Много раз я расспрашивала родителей о прошлом. Они отвечали, но рассказывали только то, что я уже знала — детский дом в конце войны, мальчик и девочка, неразлучные с первого дня. Они выросли и поженились. От их любви родилась я.

Все было бы так же замечательно до конца их дней и моих, иногда с досадой думала я, если бы не дядя Александр. Этот старый господин приехал из Финляндии только потому, что хотел держать перед глазами безупречное генеалогическое древо рода Фоминых. Но ведь в их роду нет ничего выдающегося и никого, зачем ему? Или он надеялся обнаружить нечто, что возвысило бы его в собственных глазах? Уже потом я поняла, что там, где он живет, где вырос, люди ценят обыденное. То, что вы называете быть.

Я училась на ихтиолога, после первого курса дядя Александр пригласил меня приехать к нему поработать. Я занималась мальками кумжи, которую он хотел сделать главной в своем бизнесе.

Под его влиянием я завела в доме три аквариума, которыми без меня занимался отец. Он вообще готов был сделать для меня все, что угодно, это начинало раздражать. Я-то знала почему…

Надя вздохнула.

— Однажды я увидела, как он плачет. Мне стало так страшно, как не было никогда. Даже когда я упала… Мой отец, мужчина, сильнее которого я никогда не видела, плакал. Я едва удержалась, чтобы не кинуться к нему, не сказать, что я все знаю, что не надо больше таиться. К тому времени я уже поняла, что хранить тайну гораздо труднее, чем узнать ее.

Но… я удержалась.

Я училась на третьем курсе, мои сокурсницы одна за другой выходили замуж. Все чаще в голове мелькали слона дяди Александра — помните, я подслушала его разговор с моими родителями? Что секс позволяет человеку ощутить себя живым при самых тяжелых обстоятельствах. Л мои обстоятельства разве не были тяжелыми?

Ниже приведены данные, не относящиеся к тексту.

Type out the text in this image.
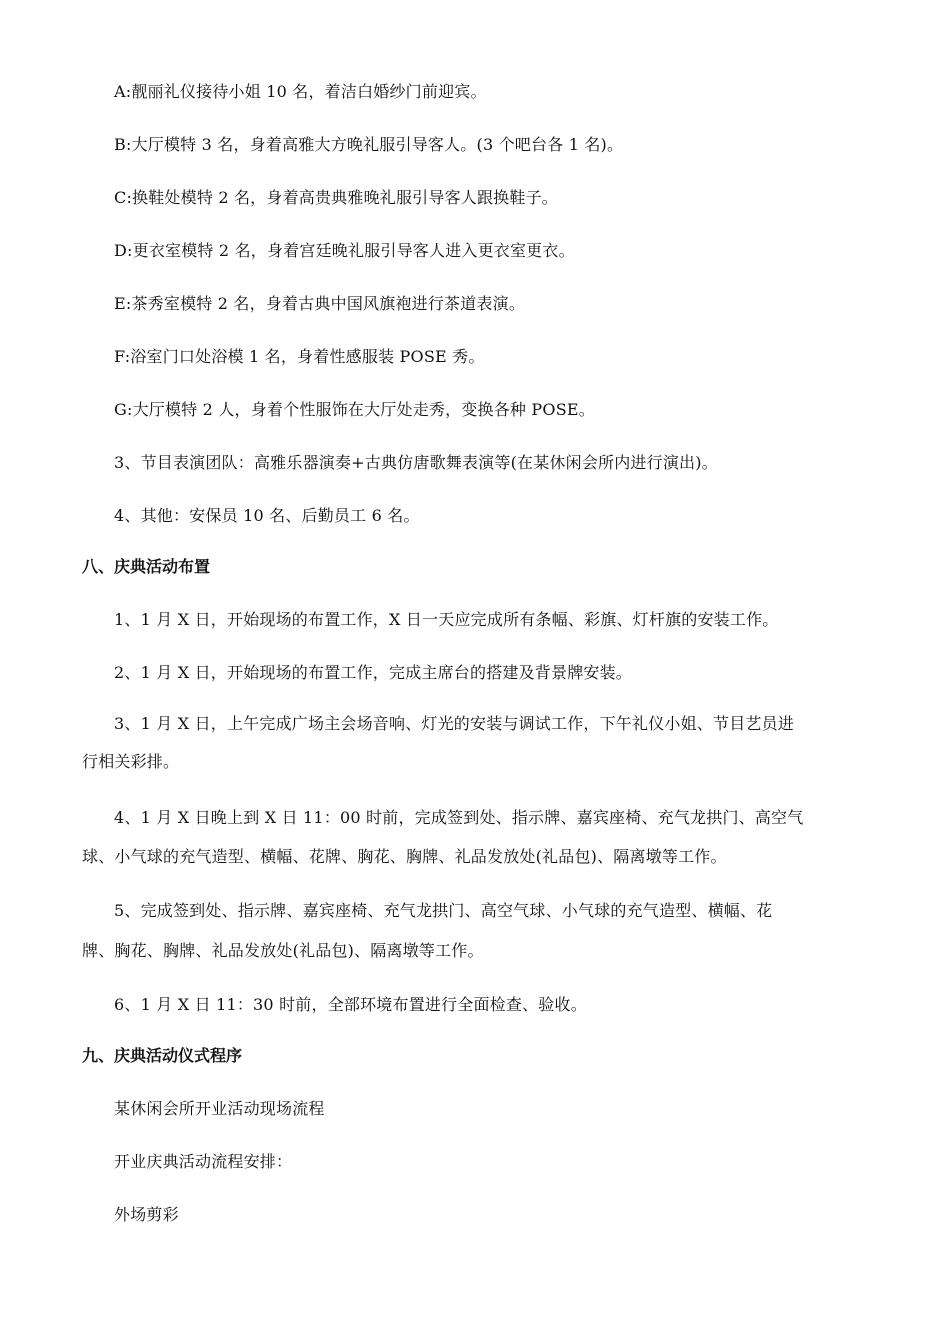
A:靓丽礼仪接待小姐 10 名，着洁白婚纱门前迎宾。
B:大厅模特 3 名，身着高雅大方晚礼服引导客人。(3 个吧台各 1 名)。
C:换鞋处模特 2 名，身着高贵典雅晚礼服引导客人跟换鞋子。
D:更衣室模特 2 名，身着宫廷晚礼服引导客人进入更衣室更衣。
E:茶秀室模特 2 名，身着古典中国风旗袍进行茶道表演。
F:浴室门口处浴模 1 名，身着性感服装 POSE 秀。
G:大厅模特 2 人，身着个性服饰在大厅处走秀，变换各种 POSE。
3、节目表演团队：高雅乐器演奏+古典仿唐歌舞表演等(在某休闲会所内进行演出)。
4、其他：安保员 10 名、后勤员工 6 名。
八、庆典活动布置
1、1 月 X 日，开始现场的布置工作，X 日一天应完成所有条幅、彩旗、灯杆旗的安装工作。
2、1 月 X 日，开始现场的布置工作，完成主席台的搭建及背景牌安装。
3、1 月 X 日，上午完成广场主会场音响、灯光的安装与调试工作，下午礼仪小姐、节目艺员进
行相关彩排。
4、1 月 X 日晚上到 X 日 11：00 时前，完成签到处、指示牌、嘉宾座椅、充气龙拱门、高空气
球、小气球的充气造型、横幅、花牌、胸花、胸牌、礼品发放处(礼品包)、隔离墩等工作。
5、完成签到处、指示牌、嘉宾座椅、充气龙拱门、高空气球、小气球的充气造型、横幅、花
牌、胸花、胸牌、礼品发放处(礼品包)、隔离墩等工作。
6、1 月 X 日 11：30 时前，全部环境布置进行全面检查、验收。
九、庆典活动仪式程序
某休闲会所开业活动现场流程
开业庆典活动流程安排：
外场剪彩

С Николаем Сушниковым, в то время аспирантом-математиком, мы познакомились в гостях, он… если говорить возвышенным языком, взволновал меня. Высокий, сильный, светловолосый и, что удивительно, способный краснеть. Когда он предложил мне выйти за него замуж, а это произошло не сразу, а после того, как я получила диплом, ни минуты не думая, согласилась.

Если бы не перемены начала девяностых, мы не поехали бы сюда. Но мы оказались именно здесь. Я снова таила в себе то, что знала.

Потом появились девочки, родители большую часть времени жили в загородном доме, который успели построить, когда мой отец еще занимал свой пост. Теперь тот дом почти в черте города, туда можно доехать на троллейбусе. Когда девочкам исполнилось три года, я осела в коляске. Родители забрали их к себе.

Первые два года, я думаю, у меня был посттравматический шок, кажется, это называется так. Мир сузился до меня одной, мне никого не хотелось видеть, ни о чем слышать.

Но потом, постепенно, я поняла, что буду жить в том мире, который построю сама. Я стала понемногу его расширять, потом все больше, особенно с помощью Интернета. Постепенно перебралась из своего крошечного мира в огромный виртуальный, где правила не просто широки, они беспредельны.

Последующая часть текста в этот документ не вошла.